At present the precision of fiber optic gyroscope (FOG) is so lower that it is necessary to analyze
the performance of FOG and set up its drift error model to raise the precision. There are many noise
source in FOG, these noise sources and environment intrusion cause many random error terms, such as
bias instability, angular random walk,rate random walk and rate ramp. It is impossible to adopt general
analytical method (such as calculating mean and covariance) to confirm these random errors.
Now, the precision of FOG made in our country is low and to improve it cost high and is difficulty.
So this paper improve the system precision by software in the error modeling and filtering of the FOG
random drift. Now, the main method to minish the FOG random drift is Kalman filter. In this paper,the
FOG drift data is processed by Kalman filter,and the effect of filtering is analyzed. The simulation result
show that Kalman filter can minish the FOG random drift more simply and more efficiently.
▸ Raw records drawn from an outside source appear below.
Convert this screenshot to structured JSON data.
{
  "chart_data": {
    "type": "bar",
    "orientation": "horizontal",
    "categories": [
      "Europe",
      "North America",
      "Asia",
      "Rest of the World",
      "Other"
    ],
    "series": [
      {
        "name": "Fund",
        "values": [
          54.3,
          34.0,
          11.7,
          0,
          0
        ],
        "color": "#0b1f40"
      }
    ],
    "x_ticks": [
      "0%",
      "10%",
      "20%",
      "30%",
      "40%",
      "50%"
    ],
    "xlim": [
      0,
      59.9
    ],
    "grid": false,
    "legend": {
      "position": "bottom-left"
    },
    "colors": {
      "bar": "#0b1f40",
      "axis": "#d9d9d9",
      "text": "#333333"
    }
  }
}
Because the Kalman filter is based on the steady time series model of FOG random drift, in this
paper, FOG random drift data is validated to be a non-stationary time series, so the unsteady sample of
FOG drift needs statistical test and corresponding pretreatment using stochastic signal processing
methods, and then the mathematical model is establishing by time series analysis theory. It is proved that
the random noise can be represented by a single equivalent ARMA(auto-regressive moving average) or
ARIMA model that is simple to implement. The data pretreatment is made, the model is identified,the
method of using long autoregression method to estimate the coefficients are studied.
In the end, experimental modeling of the FOG random drift is carried out, the random noise of
FOG is processed by using Kalman filter. Experimental results demonstrate that the performance of the
filter is feasible and the model can reject the random noise of FOG.